ジョセフ「それにしても喉が渇いた……ん?」
ジョセフはベンチに近づいてくる男がいるのに気がついた。
*「ジョセフ・ジョースターさんですね?」
ジョセフ「……オオ、そうじゃが……。」
*「もうすぐ、病院から一人の少年が出てきます。その少年はひどく落ち込み、思い悩んでいます。
どうか話を聴いて力になってやってください。」
ジョセフ「なんじゃ藪から棒に。だいたいワシがその子が誰か分からんことには話の聴きようがないじゃろ。」
*「いいえ、見ればきっと分かりますよ。」
ジョセフ「なんかアヤしい奴じゃのオ。」
*「………………」
すると男は手に持っていた紙コップをジョセフに差し出した。
*「これ、差し上げます。喉が渇いていたようですけど……。」
ジョセフ「お、気が利くの。」
ジョセフは男の持つコップに手を伸ばした。
ジョセフ「…………!!」
ジョセフはそのコップを見て驚いた。
男は水の入ったコップを……逆さにして持っていた。
しかし、水は一滴もこぼれていなかったのだ。
ジョセフ「は、『波紋』………!?」
男はコップの口を上に向けて、ジョセフに手渡した。
*「では、彼のことお願いしますね。」
そういうと男は病院の門に向かって歩き出した。
ジョセフ「待ってくれ! 君は……何者だ?」
*「僕は……ただのかけだしの波紋使いです。名前は……」
男は振り返り、ジョセフに微笑みかけた。
学ランの胸元からチェック柄のカーディガンがのぞき、風で前髪がかすかに揺れていた。
模「杖谷模、といいます。」
模は再び振り返って病院をあとにした。
ジョセフは立ち止まったまま、離れていく模の背中を見つめていた。
過去へとさかのぼる『ワールズ・エンド・ガールフレンド』の世界の中で模はディエスを倒し、
ワールズ・エンド・ガールフレンドの世界は消滅した。
模が降り立った場所はこのS市総合病院で、自分がかつてジョセフと出会った日であると知ったとき、
模はこの戦いの自分の最後の役割を悟った。
ジョセフ「これはおそらく『君のために』、『君が』引き寄せた導きだろう、弱き波紋使いよ。」
模は以前、病院でジョセフに言われた言葉を思い出し、フフッと笑った。
まさかほんとうに、自分で引き合わせた出会いだったなんて、ここに降り立つまでは思いもしなかったからだ。

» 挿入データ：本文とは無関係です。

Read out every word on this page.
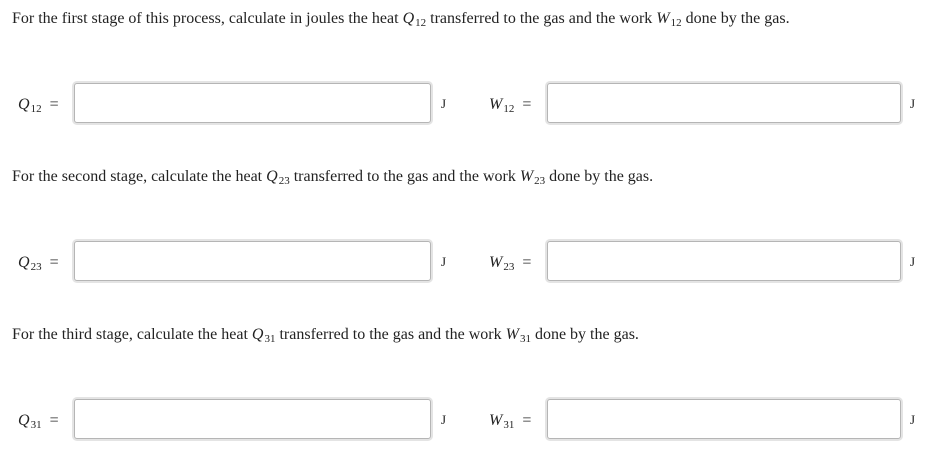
For the first stage of this process, calculate in joules the heat $Q_{12}$ transferred to the gas and the work $W_{12}$ done by the gas.
$Q_{12}$ =	J	$W_{12}$ =	J
For the second stage, calculate the heat $Q_{23}$ transferred to the gas and the work $W_{23}$ done by the gas.
$Q_{23}$ =	J	$W_{23}$ =	J
For the third stage, calculate the heat $Q_{31}$ transferred to the gas and the work $W_{31}$ done by the gas.
$Q_{31}$ =	J	$W_{31}$ =	J
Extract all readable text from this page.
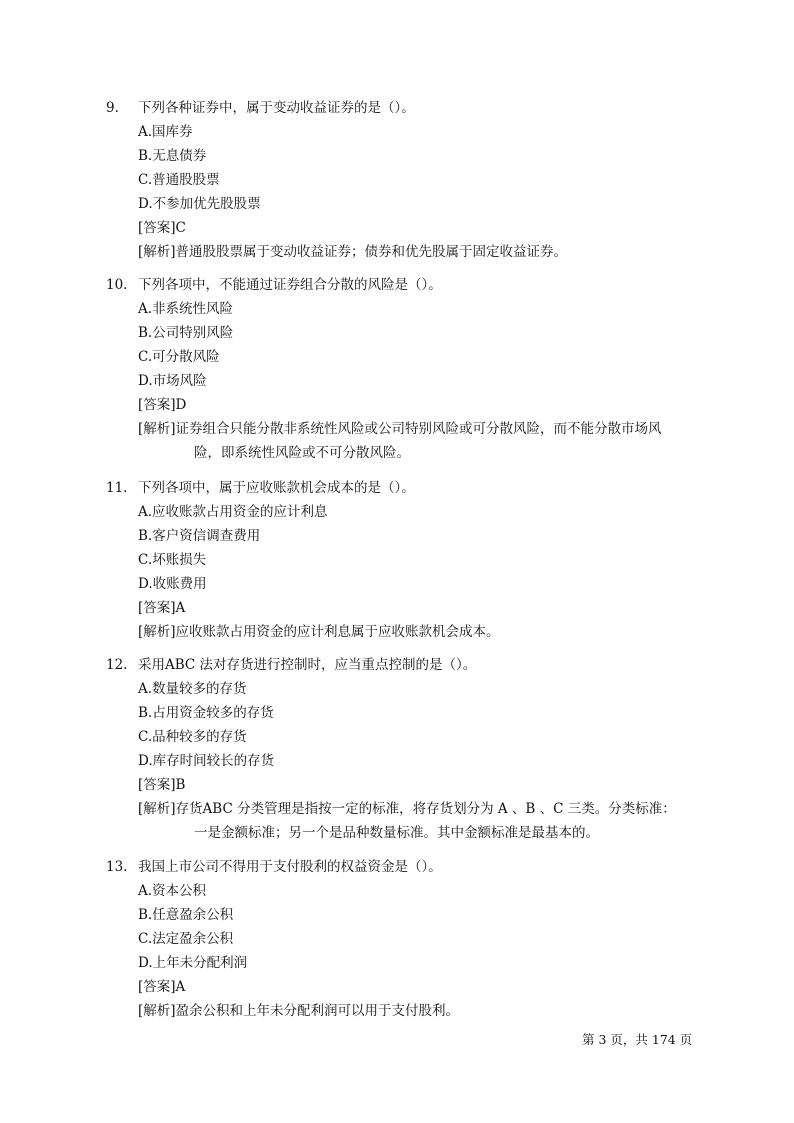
9. 下列各种证券中，属于变动收益证券的是（）。
A.国库券
B.无息债券
C.普通股股票
D.不参加优先股股票
[答案]C
[解析]普通股股票属于变动收益证券；债券和优先股属于固定收益证券。
10. 下列各项中，不能通过证券组合分散的风险是（）。
A.非系统性风险
B.公司特别风险
C.可分散风险
D.市场风险
[答案]D
[解析]证券组合只能分散非系统性风险或公司特别风险或可分散风险，而不能分散市场风
险，即系统性风险或不可分散风险。
11. 下列各项中，属于应收账款机会成本的是（）。
A.应收账款占用资金的应计利息
B.客户资信调查费用
C.坏账损失
D.收账费用
[答案]A
[解析]应收账款占用资金的应计利息属于应收账款机会成本。
12. 采用ABC 法对存货进行控制时，应当重点控制的是（）。
A.数量较多的存货
B.占用资金较多的存货
C.品种较多的存货
D.库存时间较长的存货
[答案]B
[解析]存货ABC 分类管理是指按一定的标准，将存货划分为 A 、B 、C 三类。分类标准：
一是金额标准；另一个是品种数量标准。其中金额标准是最基本的。
13. 我国上市公司不得用于支付股利的权益资金是（）。
A.资本公积
B.任意盈余公积
C.法定盈余公积
D.上年未分配利润
[答案]A
[解析]盈余公积和上年未分配利润可以用于支付股利。
第 3 页，共 174 页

――運命は待っていれば訪れるものではない。運命は自分の手で導かなければ……道は開けない――
模「さあて……戦いが終わるまで、どこにいこうかな……。」
どこへともなく走っていく模の影が道路に長くのびている。
昼過ぎまで雨を降らせていた雲はすっかり晴れて、空は夕焼けに染まっていた。
模はその空を見上げ、はじめてセクター9と出会った日に学校の屋上で見た夕焼けを思い出した。
今の空は、あの日見た夕焼けの空よりも少し、明るい気がした。